MacDonald, who lost a math teaching job at Lockport High School when Delphi Thermal discontinued its cooperative education program for prospective engineers, expects to be back in the classroom next month because of a maternity leave at the school.
"Probably the main reason I'm running is, I want to have as much influence as I can over the rebuilding of downtown," MacDonald said. He said he hopes to reduce neighborhood blight and crime in the ward.
In the 3rd Ward, a Democratic contest matches two first-time candidates, Flora M. McKenzie and Michael J. Hackmer.
McKenzie, 50, is a United Auto Workers training representative at Delphi. She said, "Like most cities, we ignore things and hope they go away. . . . I was raised in what I thought was a safe place. I see more fear." She would be the first African-American elected to municipal office in Lockport.
Hackmer, a collection agent at Cornerstone Community Federal Credit Union, said, "My overall goal is to clean up neighborhoods, help support the city." He also called for policies that would bring in new business.
Tuesday's winner faces Republican Jeremy Hughes in November.
> Niagara Falls
Six people are chasing the Democratic line in three City Council races in Niagara Falls, including incumbents Glenn C. Choolokian and Council Chairman Charles A. Walker.
Choolokian, 38, a Niagara Falls Water Board employee, was elected in 2004 to fill the last year of a term vacated when Council Member Vince Anello became mayor.
Choolokian said he is running for re-election because he is part of a group of councilmen working for families and residents for the first time in many years, and he wants to continue that work.
Walker, 45, who has served two terms, is a machine operator at a steel mill in Buffalo. He said he is running for re-election because he believes the city is at a crossroads and he will make decisions based on issues, not personalities. He said the city's top priorities should be tourism and attracting new business.
Sam Archie, 48, a settlement director at MJ Recovery on Grand Island, was Choolokian's campaign manager last year. He lost a Council race in 1994.
He said he is running again because the Council has made decisions in the past that were only good for the present time. He said he would investigate each decision, if elected, and evaluate how each would affect the future instead of making short-term fixes.
Sam Fruscione, 39, is a fifth-grade teacher at Harry F. Abate Elementary School. He also publishes the Little Italy Niagara, a brochure to promote the Pine Avenue business area, and NiagaraTimes.com. He switched from the Independence Party to the Democratic Party a year ago.

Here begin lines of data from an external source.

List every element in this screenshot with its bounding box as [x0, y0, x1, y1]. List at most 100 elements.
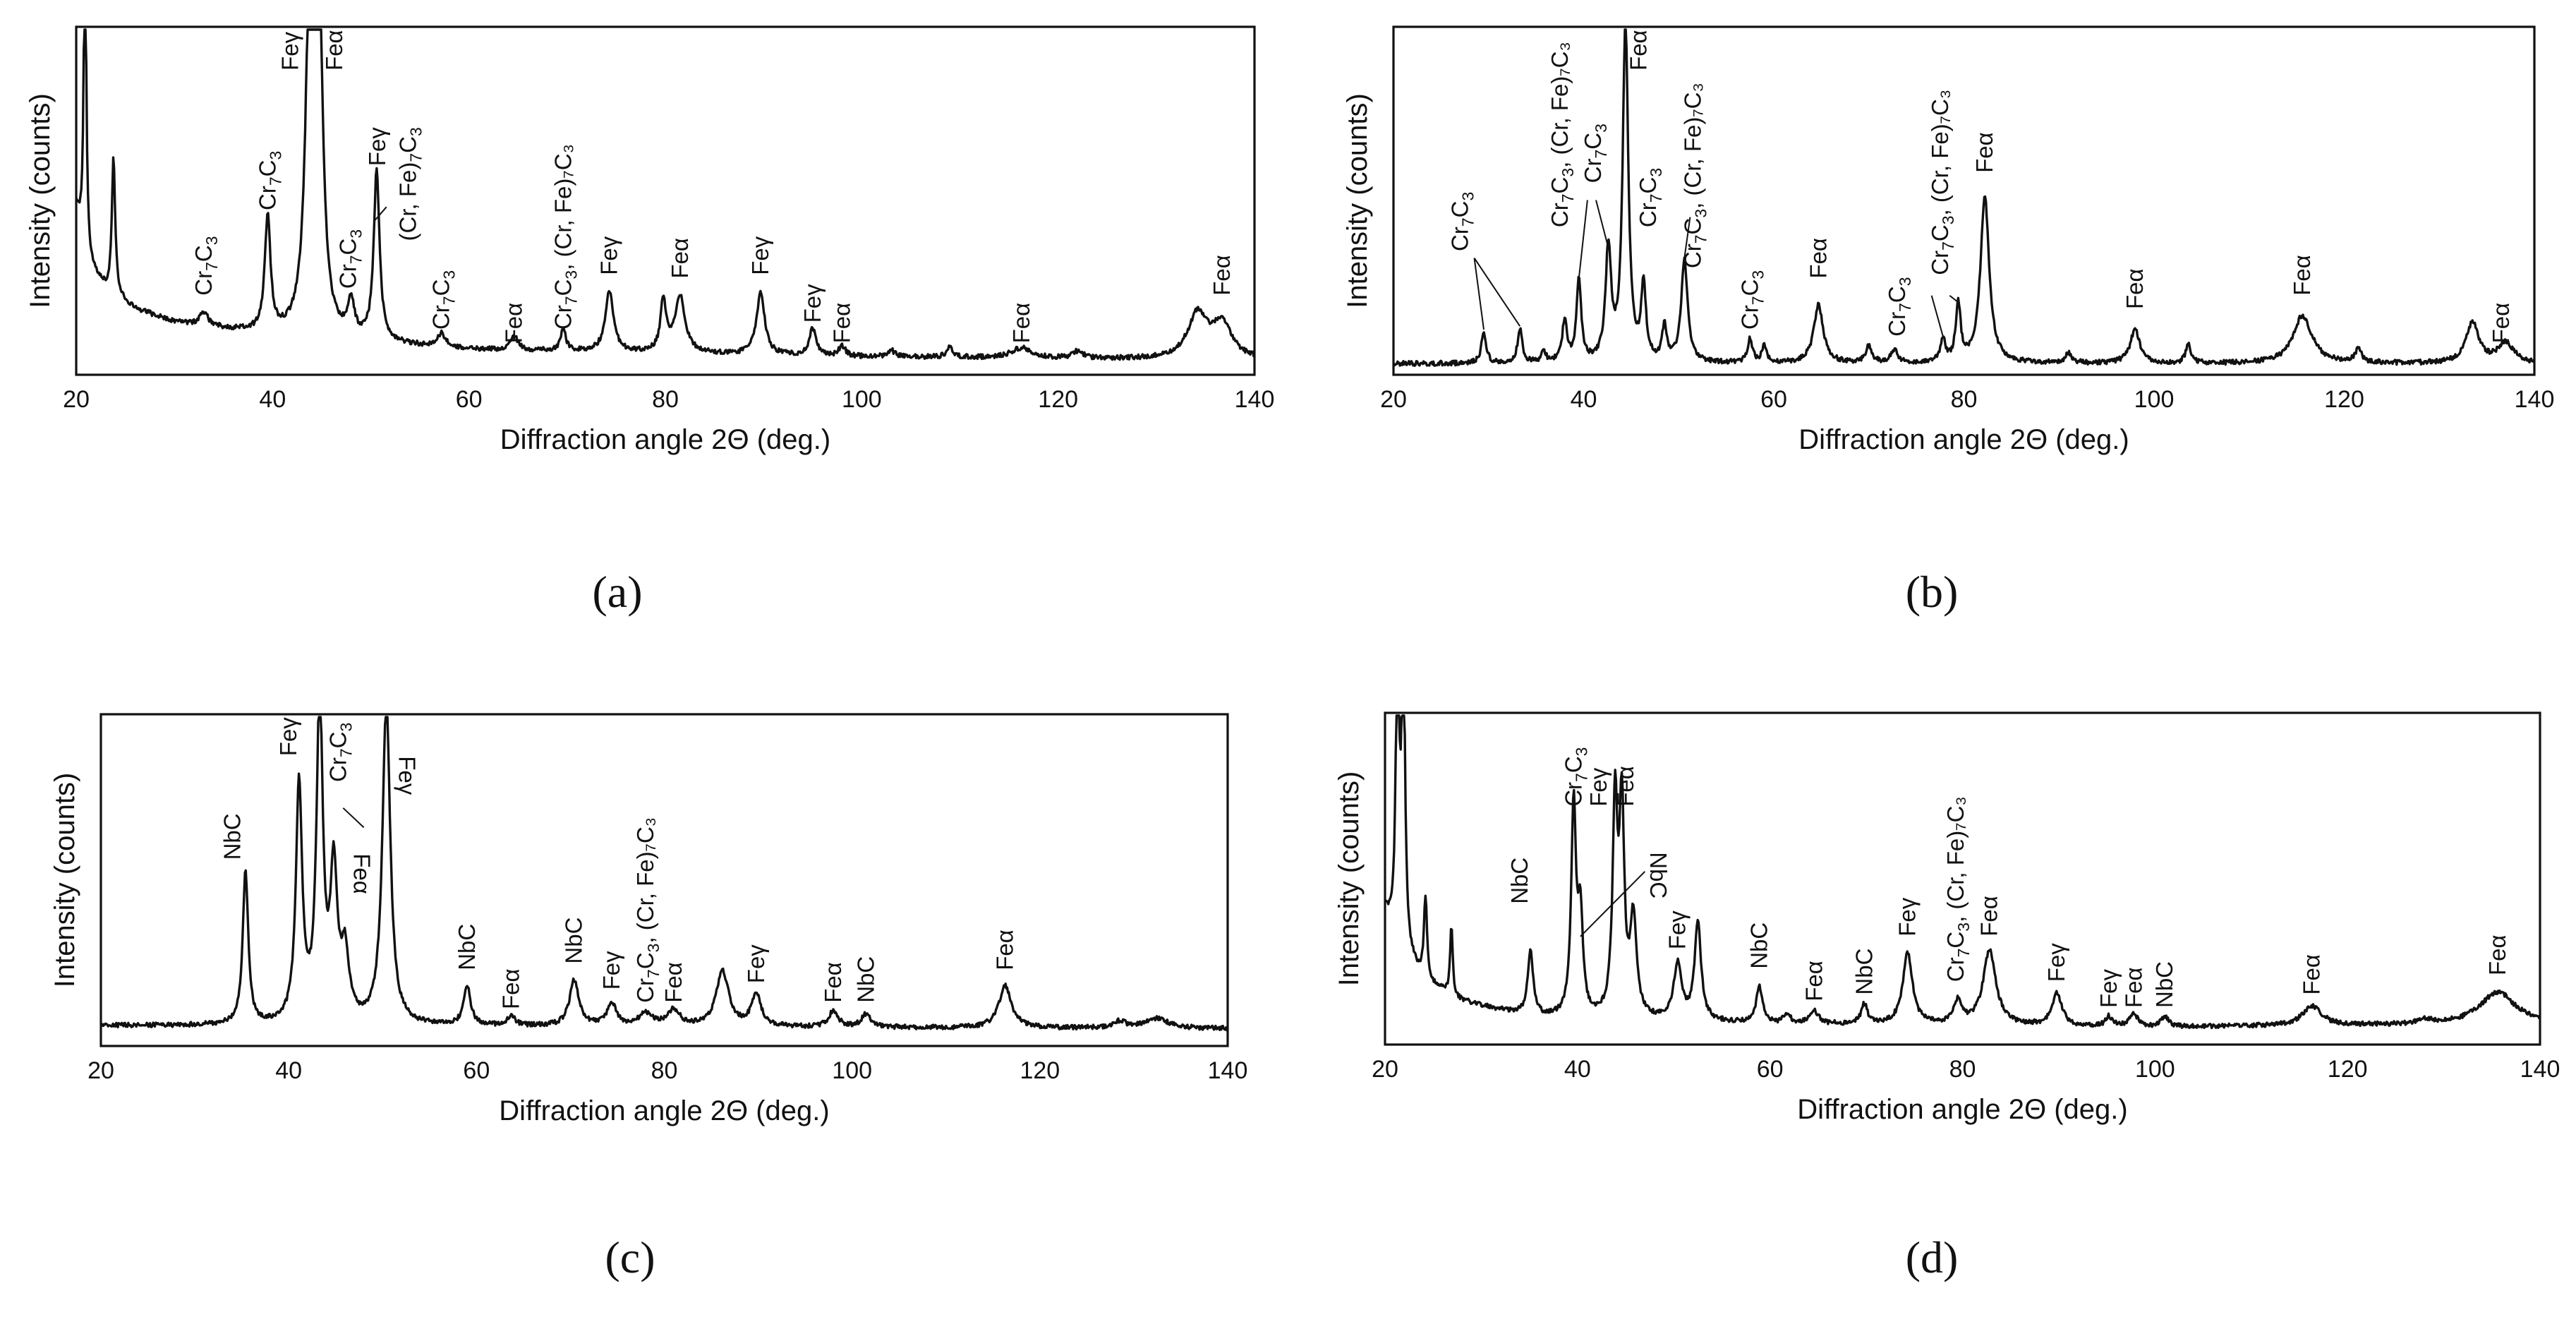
- leader-line: [1580, 871, 1646, 937]
- peak-label: Feα: [2488, 303, 2514, 344]
- peak-label: NbC: [1506, 858, 1532, 904]
- x-tick-label: 40: [259, 386, 286, 413]
- x-tick-label: 40: [1571, 386, 1597, 413]
- x-axis-label: Diffraction angle 2Θ (deg.): [1797, 1094, 2127, 1125]
- y-axis-label: Intensity (counts): [1334, 771, 1365, 987]
- peak-label: Feγ: [277, 31, 303, 71]
- x-tick-label: 140: [2520, 1056, 2560, 1083]
- peak-label: Cr7C3: [1580, 124, 1610, 183]
- y-axis-label: Intensity (counts): [25, 93, 56, 308]
- leader-line: [1473, 258, 1485, 330]
- x-tick-label: 100: [832, 1057, 872, 1084]
- peak-label: Feα: [2484, 934, 2510, 975]
- x-tick-label: 40: [1564, 1056, 1591, 1083]
- x-tick-label: 20: [1380, 386, 1407, 413]
- x-tick-label: 120: [2328, 1056, 2368, 1083]
- peak-label: Feα: [992, 930, 1018, 970]
- diffraction-trace: [1393, 28, 2534, 367]
- peak-label: Feα: [2289, 255, 2315, 296]
- peak-label: Feα: [1626, 30, 1652, 71]
- peak-label: Feα: [1008, 303, 1034, 344]
- panel-caption: (d): [1906, 1232, 1959, 1282]
- peak-label: Feγ: [1585, 767, 1611, 807]
- peak-label: Feγ: [747, 236, 773, 275]
- x-tick-label: 120: [2324, 386, 2364, 413]
- peak-label: NbC: [219, 813, 245, 860]
- peak-label: NbC: [1851, 949, 1877, 995]
- peak-label: Cr7C3: [254, 151, 284, 210]
- peak-label: (Cr, Fe)7C3: [394, 127, 425, 241]
- x-tick-label: 60: [1760, 386, 1787, 413]
- plot-frame: [99, 713, 1229, 1047]
- peak-label: Feα: [349, 853, 375, 894]
- leader-line: [374, 206, 387, 222]
- peak-label: Feα: [667, 238, 693, 279]
- peak-label: Cr7C3: [1736, 270, 1767, 330]
- peak-label: Cr7C3: [1635, 168, 1665, 227]
- panel-caption: (a): [592, 567, 642, 617]
- x-tick-label: 20: [87, 1057, 114, 1084]
- peak-label: NbC: [1645, 852, 1671, 898]
- peak-label: Cr7C3, (Cr, Fe)₇C₃: [1679, 83, 1710, 268]
- leader-line: [1595, 200, 1609, 248]
- peak-label: Cr7C3: [1560, 747, 1590, 807]
- peak-label: NbC: [1746, 922, 1772, 969]
- peak-label: Feα: [2120, 967, 2146, 1008]
- y-axis-label: Intensity (counts): [1342, 93, 1373, 308]
- peak-label: Feα: [1209, 255, 1235, 296]
- peak-label: Feγ: [275, 717, 301, 757]
- peak-label: Cr7C3: [1446, 192, 1477, 251]
- x-tick-label: 80: [652, 386, 679, 413]
- peak-label: NbC: [2151, 961, 2177, 1008]
- x-tick-label: 40: [275, 1057, 302, 1084]
- panel-b: 20 40 60 80 100 120 140 Diffraction angle 2Θ (d…: [1342, 25, 2554, 617]
- peak-label: Cr7C3: [325, 723, 356, 782]
- x-tick-label: 80: [1949, 1056, 1976, 1083]
- x-tick-label: 140: [1208, 1057, 1248, 1084]
- peak-label: Feα: [1805, 238, 1831, 279]
- leader-line: [1930, 295, 1944, 337]
- diffraction-trace: [101, 716, 1228, 1032]
- peak-label: Feγ: [598, 951, 624, 990]
- peak-label: Feα: [820, 962, 846, 1003]
- x-tick-label: 100: [2135, 1056, 2175, 1083]
- peak-label: Feγ: [596, 236, 622, 275]
- leader-line: [1578, 200, 1588, 279]
- peak-label: Feα: [829, 303, 855, 344]
- peak-label: NbC: [853, 956, 879, 1003]
- peak-label: Cr7C3: [428, 270, 459, 330]
- peak-label: Feγ: [2096, 968, 2122, 1008]
- peak-label: Cr7C3: [334, 229, 365, 289]
- peak-label: Feγ: [2043, 943, 2069, 982]
- x-tick-label: 100: [2134, 386, 2175, 413]
- x-axis-label: Diffraction angle 2Θ (deg.): [499, 1095, 829, 1126]
- plot-frame: [1392, 25, 2536, 376]
- x-tick-label: 20: [63, 386, 90, 413]
- leader-line: [1949, 294, 1959, 303]
- panel-caption: (b): [1906, 567, 1959, 617]
- peak-label: Feγ: [364, 127, 390, 167]
- plot-frame: [1384, 711, 2541, 1046]
- x-tick-label: 120: [1038, 386, 1078, 413]
- x-tick-label: 120: [1020, 1057, 1060, 1084]
- peak-label: Feα: [1612, 766, 1638, 807]
- diffraction-trace: [1385, 714, 2540, 1030]
- x-tick-label: 140: [1235, 386, 1275, 413]
- peak-label: Feα: [501, 303, 527, 344]
- peak-label: Feγ: [1664, 910, 1691, 950]
- peak-label: Cr7C3, (Cr, Fe)₇C₃: [1927, 90, 1957, 275]
- peak-label: Cr7C3: [1884, 277, 1914, 336]
- peak-label: Cr7C3: [191, 236, 221, 295]
- peak-label: Cr7C3, (Cr, Fe)₇C₃: [1942, 796, 1973, 982]
- x-axis-label: Diffraction angle 2Θ (deg.): [500, 424, 830, 455]
- leader-line: [342, 807, 365, 829]
- peak-label: Feα: [2122, 268, 2148, 309]
- peak-label: Cr7C3, (Cr, Fe)₇C₃: [632, 817, 663, 1003]
- peak-label: Feγ: [394, 756, 421, 795]
- x-tick-label: 60: [1757, 1056, 1784, 1083]
- y-axis-label: Intensity (counts): [49, 773, 80, 988]
- peak-label: Feγ: [1894, 897, 1921, 937]
- peak-label: Feα: [1801, 961, 1827, 1002]
- peak-label: Cr7C3, (Cr, Fe)₇C₃: [1547, 42, 1577, 227]
- panel-c: 20 40 60 80 100 120 140 Diffraction angle 2Θ (d…: [49, 713, 1248, 1282]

He wants to improve the quality of city life and revitalize neighborhoods by luring tourists from the state park to spend money at local businesses, thereby generating new sales tax revenue.

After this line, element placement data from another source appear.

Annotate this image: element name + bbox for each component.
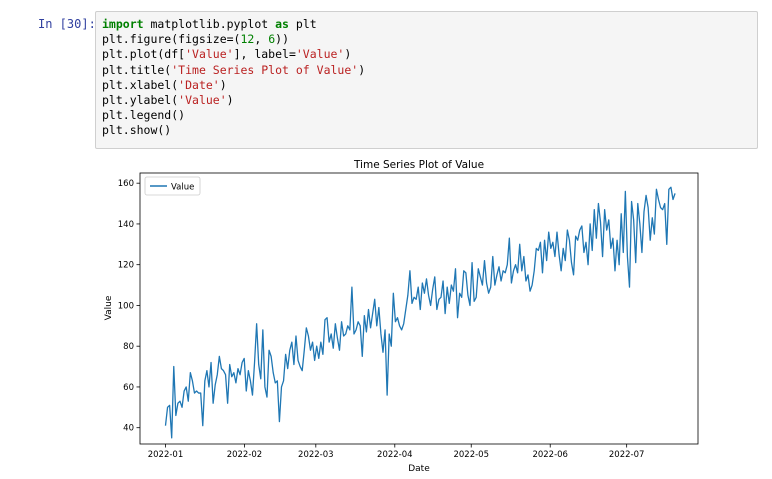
y-tick-label: 80 xyxy=(123,342,134,352)
y-axis-label: Value xyxy=(104,295,114,320)
x-axis-ticks: 2022-01 2022-02 2022-03 2022-04 2022-05 2022-… xyxy=(148,444,645,460)
x-tick-label: 2022-04 xyxy=(377,450,413,460)
x-tick-label: 2022-06 xyxy=(532,450,568,460)
cell-prompt: In [30]: xyxy=(38,17,96,31)
x-tick-label: 2022-03 xyxy=(298,450,334,460)
code-text[interactable]: import matplotlib.pyplot as plt plt.figu… xyxy=(102,17,366,138)
x-axis-label: Date xyxy=(408,464,430,474)
x-tick-label: 2022-05 xyxy=(453,450,489,460)
y-tick-label: 140 xyxy=(118,220,134,230)
y-tick-label: 60 xyxy=(123,383,134,393)
chart-title: Time Series Plot of Value xyxy=(353,159,484,171)
plot-area xyxy=(139,172,699,445)
line-chart: Time Series Plot of Value Date Value 40 6… xyxy=(104,159,699,474)
code-editor[interactable]: import matplotlib.pyplot as plt plt.figu… xyxy=(95,11,758,149)
legend-label: Value xyxy=(171,183,194,193)
x-tick-label: 2022-02 xyxy=(227,450,263,460)
legend: Value xyxy=(144,176,201,196)
y-tick-label: 40 xyxy=(123,424,134,434)
legend-box xyxy=(144,176,201,196)
y-tick-label: 100 xyxy=(118,301,134,311)
x-tick-label: 2022-07 xyxy=(609,450,645,460)
x-tick-label: 2022-01 xyxy=(148,450,184,460)
cell-output: Time Series Plot of Value Date Value 40 6… xyxy=(95,155,758,475)
series-line-value xyxy=(164,186,676,439)
y-axis-ticks: 40 60 80 100 120 140 160 xyxy=(118,179,140,434)
y-tick-label: 160 xyxy=(118,179,134,189)
y-tick-label: 120 xyxy=(118,261,134,271)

Chris Robins, 34, is a sixth-grade teacher at Gaskill Middle School and an adjunct education professor at Niagara University. While the Democrat has been endorsed by the Independence Party, he said he will only run in the Democratic primary.
If elected, he said his top goal would be to maintain services but not increase taxes by working together with other Council members and the mayoral administration toward better efficiency.
Joseph T. Schiro Jr., 48, is a central dispatcher for Lafarge North America in Amherst and is on the Niagara Falls Zoning Board of Appeals. He is the former campaign manager for Councilman Louis Rotella.
If elected, he said he would focus on improving basic services, such as street paving and tree trimming, by cooperating and communicating better with other elected officials.